Em várias localidades portuguesas, habitantes recorrem à videovigilância comunitária para proteger as suas terras e bens, enfrentando desafios legais e sociais.

Sofia Ribeiro Almeida Sofia Ribeiro Almeida Jornalista de Tecnologia, Ciência, Saúde, Meio Ambiente e Clima | Porttugal
5 Minutos
2025-05-12 08:31:00
Moradores 'Metem' Câmaras Para Defender Aldeias do Fogo, Roubos e Abandono

Em muitas aldeias portuguesas, de Trás-os-Montes ao Alentejo profundo, cresce um fenómeno silencioso mas revelador: a instalação de câmaras de videovigilância por iniciativa dos próprios moradores.

A insegurança, aliada ao esvaziamento humano que fustiga o interior há décadas, levou habitantes de localidades como Vale da Senhora da Póvoa, em Vila Velha de Ródão, ou São Martinho das Amoreiras, em Odemira, a avançarem com a colocação de sistemas de vigilância rudimentares — muitas vezes adquiridos por valores a rondar os 200 a 500 euros, pagos do próprio bolso.

Maria da Luz Fernandes, de 68 anos, natural de Alfândega da Fé, conta que após dois arrombamentos em casas vizinhas, decidiu instalar uma câmara no alpendre da sua moradia: "Não é por mal, mas eu durmo melhor sabendo que se alguém se meter por aqui, fica gravado. Não podemos esperar que venham patrulhas todas as noites."

De facto, de acordo com dados do Relatório Anual de Segurança Interna (RASI) de 2023, o número de efetivos da GNR destacados para freguesias com menos de 500 habitantes caiu 12% na última década. Em contrapartida, os registos de furto em residências rurais aumentaram 7,6% no mesmo período, sobretudo em zonas do Centro e Norte do país.

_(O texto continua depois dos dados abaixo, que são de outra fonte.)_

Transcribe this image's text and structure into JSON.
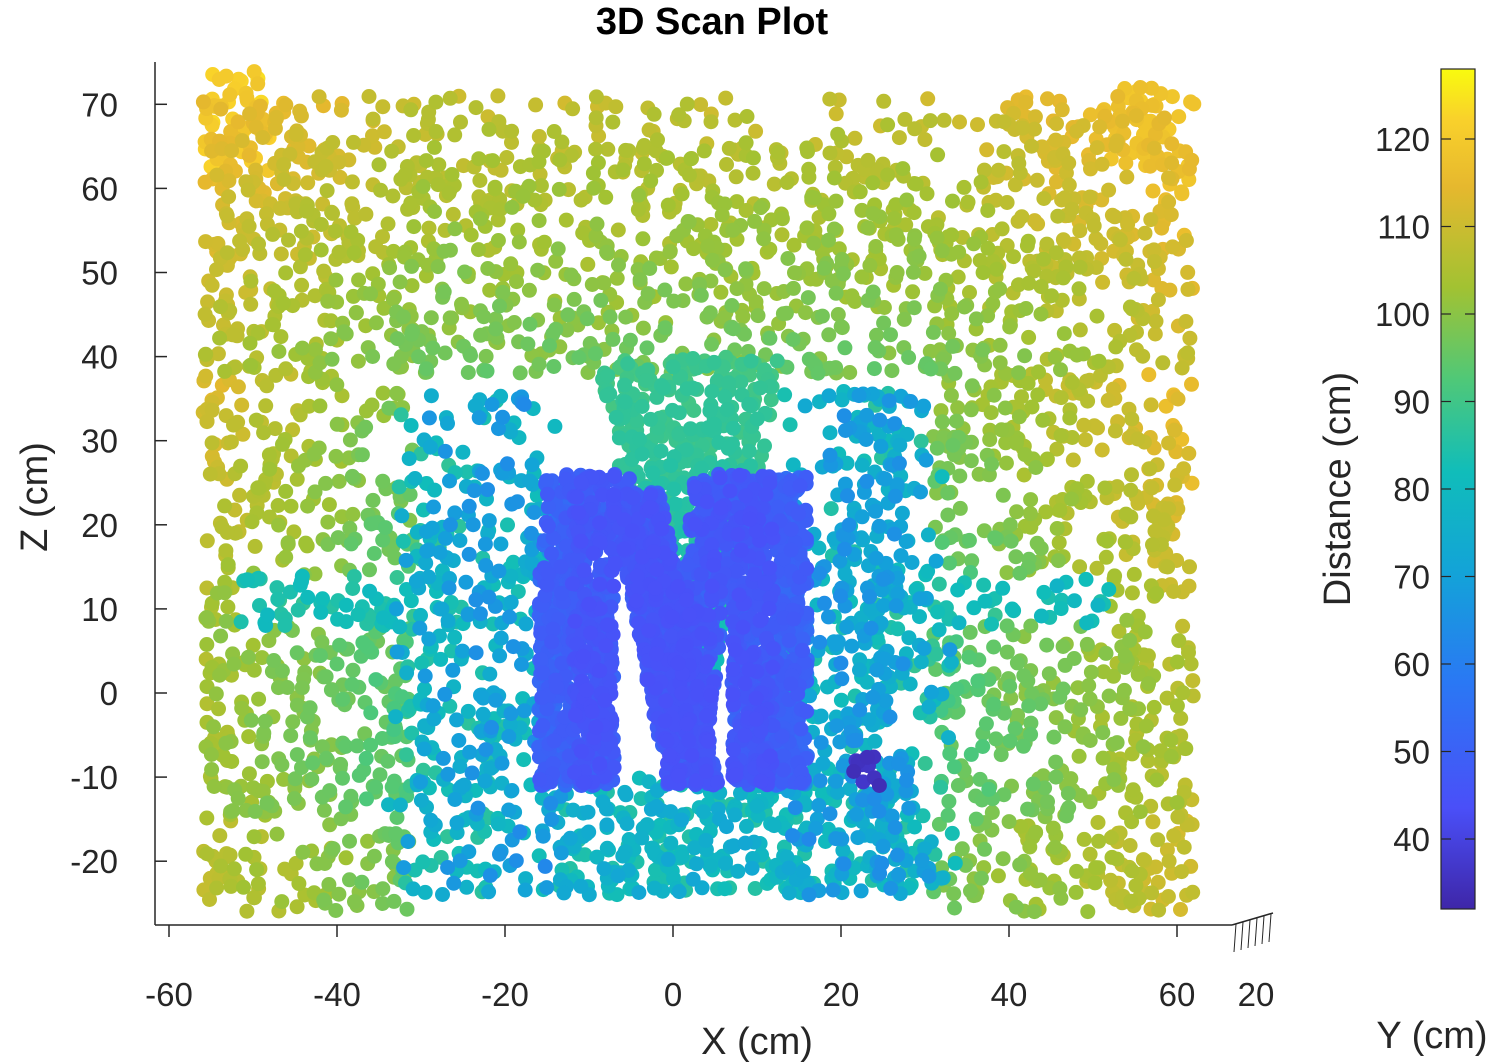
{
  "chart_data": {
    "type": "scatter",
    "title": "3D Scan Plot",
    "xlabel": "X (cm)",
    "ylabel": "Z (cm)",
    "zlabel": "Y (cm)",
    "colorbar_label": "Distance (cm)",
    "xlim": [
      -62,
      62
    ],
    "zlim": [
      -27,
      75
    ],
    "clim": [
      32,
      128
    ],
    "x_ticks": [
      -60,
      -40,
      -20,
      0,
      20,
      40,
      60
    ],
    "z_ticks": [
      -20,
      -10,
      0,
      10,
      20,
      30,
      40,
      50,
      60,
      70
    ],
    "colorbar_ticks": [
      40,
      50,
      60,
      70,
      80,
      90,
      100,
      110,
      120
    ],
    "depth_tick_label": "20",
    "colormap": [
      "#3e26a8",
      "#4a4ff8",
      "#2a78f4",
      "#13a3d8",
      "#10bdba",
      "#4fc878",
      "#a2c232",
      "#e6b82e",
      "#f9d12b",
      "#f9fb0e"
    ],
    "point_groups": [
      {
        "name": "back wall upper band",
        "x_range": [
          -56,
          62
        ],
        "z_range": [
          38,
          70
        ],
        "distance_range": [
          96,
          118
        ]
      },
      {
        "name": "left wall upper",
        "x_range": [
          -56,
          -36
        ],
        "z_range": [
          15,
          72
        ],
        "distance_range": [
          100,
          124
        ]
      },
      {
        "name": "right wall upper",
        "x_range": [
          36,
          62
        ],
        "z_range": [
          15,
          72
        ],
        "distance_range": [
          100,
          124
        ]
      },
      {
        "name": "left wall lower",
        "x_range": [
          -56,
          -32
        ],
        "z_range": [
          -26,
          10
        ],
        "distance_range": [
          96,
          108
        ]
      },
      {
        "name": "right wall lower",
        "x_range": [
          32,
          62
        ],
        "z_range": [
          -24,
          10
        ],
        "distance_range": [
          90,
          106
        ]
      },
      {
        "name": "central V shadow",
        "x_range": [
          -8,
          12
        ],
        "z_range": [
          -5,
          38
        ],
        "distance_range": [
          80,
          92
        ]
      },
      {
        "name": "scatter rays",
        "x_range": [
          -30,
          30
        ],
        "z_range": [
          -24,
          36
        ],
        "distance_range": [
          62,
          86
        ]
      },
      {
        "name": "M-shaped object",
        "x_range": [
          -17,
          17
        ],
        "z_range": [
          -12,
          26
        ],
        "distance_range": [
          42,
          56
        ]
      },
      {
        "name": "small cluster",
        "x_range": [
          21,
          25
        ],
        "z_range": [
          -11,
          -7
        ],
        "distance_range": [
          34,
          38
        ]
      }
    ]
  }
}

A instalação destas câmaras levanta, no entanto, sérias questões legais e éticas. A Comissão Nacional de Protecção de Dados (CNPD) tem reforçado que qualquer sistema de videovigilância com captação de imagem da via pública carece de autorização do Ministério da Administração Interna e não pode, em circunstância alguma, invadir a privacidade de terceiros.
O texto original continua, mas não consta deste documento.